METHODS: Cockroaches were captured from the selected hospital locations including the burn unit, adult surgical wards, pediatric oncology wards, intern hostel kitchen, and the central kitchen of a national referral teaching hospital in Tanzania. Normal saline washings from the external surface of cockroaches were cultured on standard mycological media to facilitate isolation and identification of medically important molds and yeasts. The susceptibility of Candida species isolates to fluconazole was tested using the Clinical and Laboratory Standards Institute (CLSI) M27-A3 microdilution method.

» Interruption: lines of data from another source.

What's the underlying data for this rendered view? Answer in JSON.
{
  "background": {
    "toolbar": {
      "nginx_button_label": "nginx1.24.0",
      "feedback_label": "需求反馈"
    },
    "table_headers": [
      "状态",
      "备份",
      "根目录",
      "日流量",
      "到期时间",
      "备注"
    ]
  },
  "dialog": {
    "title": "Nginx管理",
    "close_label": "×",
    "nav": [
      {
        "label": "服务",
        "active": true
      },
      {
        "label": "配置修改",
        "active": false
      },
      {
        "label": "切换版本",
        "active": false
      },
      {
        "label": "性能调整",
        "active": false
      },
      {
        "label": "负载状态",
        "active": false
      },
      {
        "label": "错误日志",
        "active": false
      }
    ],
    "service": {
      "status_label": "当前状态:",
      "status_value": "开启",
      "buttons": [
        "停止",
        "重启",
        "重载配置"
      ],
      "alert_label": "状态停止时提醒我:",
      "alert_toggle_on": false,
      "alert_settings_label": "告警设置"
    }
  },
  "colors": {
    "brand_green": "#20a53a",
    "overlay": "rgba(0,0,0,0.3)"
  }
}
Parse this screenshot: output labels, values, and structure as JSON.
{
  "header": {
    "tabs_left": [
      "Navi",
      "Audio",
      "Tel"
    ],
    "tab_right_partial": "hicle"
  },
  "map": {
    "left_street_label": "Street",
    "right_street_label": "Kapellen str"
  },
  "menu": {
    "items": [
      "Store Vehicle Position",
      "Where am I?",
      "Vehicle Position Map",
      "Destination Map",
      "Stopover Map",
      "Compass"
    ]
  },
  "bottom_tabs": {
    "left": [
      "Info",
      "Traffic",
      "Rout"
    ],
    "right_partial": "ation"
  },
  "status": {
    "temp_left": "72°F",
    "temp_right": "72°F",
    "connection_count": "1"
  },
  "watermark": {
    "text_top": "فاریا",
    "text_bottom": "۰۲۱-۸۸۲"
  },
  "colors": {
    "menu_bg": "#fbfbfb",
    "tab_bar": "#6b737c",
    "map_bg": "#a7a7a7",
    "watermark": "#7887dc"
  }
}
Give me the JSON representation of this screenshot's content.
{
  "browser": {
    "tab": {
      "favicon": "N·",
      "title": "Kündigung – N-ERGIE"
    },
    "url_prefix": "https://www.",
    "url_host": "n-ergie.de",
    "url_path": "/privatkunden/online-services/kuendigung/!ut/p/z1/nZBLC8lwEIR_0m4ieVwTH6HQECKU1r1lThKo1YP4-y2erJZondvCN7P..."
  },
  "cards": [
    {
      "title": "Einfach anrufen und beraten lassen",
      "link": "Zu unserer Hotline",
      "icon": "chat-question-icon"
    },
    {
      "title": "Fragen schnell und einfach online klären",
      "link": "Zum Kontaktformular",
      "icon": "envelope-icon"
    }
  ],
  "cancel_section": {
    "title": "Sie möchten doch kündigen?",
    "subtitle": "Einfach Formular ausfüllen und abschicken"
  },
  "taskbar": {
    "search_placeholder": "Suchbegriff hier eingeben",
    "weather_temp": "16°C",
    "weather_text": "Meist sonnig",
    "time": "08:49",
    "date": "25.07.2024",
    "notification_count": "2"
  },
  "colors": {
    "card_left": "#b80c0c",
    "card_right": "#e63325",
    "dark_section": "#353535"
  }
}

RESULTS: A total of 69 cockroaches were captured from various hospital sites between February and April 2017. All cockroaches captured were shown to carry medically important fungi. A total of 956 medically important fungi were isolated; 554 (57.9%) were of Candida species, 222 (23.2%) were of Aspergillus species, 30 (3.1%) were of​​​​​​​ Cladosporium species, 17 (1.8%) were of​​​​​​​ Rhizopus species, 11 (1.2%) were of​​​​​​​ Geotrichum species, nine (0.9%) were of​​​​​​​ Penicillium species, seven (0.7%) were of​​​​​​​ Alternaria species, six (0.6%) were of​​​​​​​ Fusarium species, three (0.3%) were of​​​​​​​ Mucor species, and 97 (10.1%) were of other species. Of the Aspergillus species, Aspergillus fumigatus (111, 50.0%) was the most commonly isolated, followed by Aspergillus niger (35, 15.8%) among the Aspergillus isolates. Out of the 103 selected isolates, 18 (17.5%) of the Candida isolates normally not intrinsically resistant to fluconazole demonstrated resistance to this drug. Resistance was most frequently found in Candida parapsilosis (3, 30%), Candida pseudotropicalis (10, 23.8%), and Candida glabrata (2, 18.2%). The isolates with the least proportion of resistance to fluconazole were Candida albicans (2, 6.3%).

CONCLUSION: Cockroaches from this hospital may act as reservoirs of medically important opportunistic fungi exhibiting resistance to fluconazole.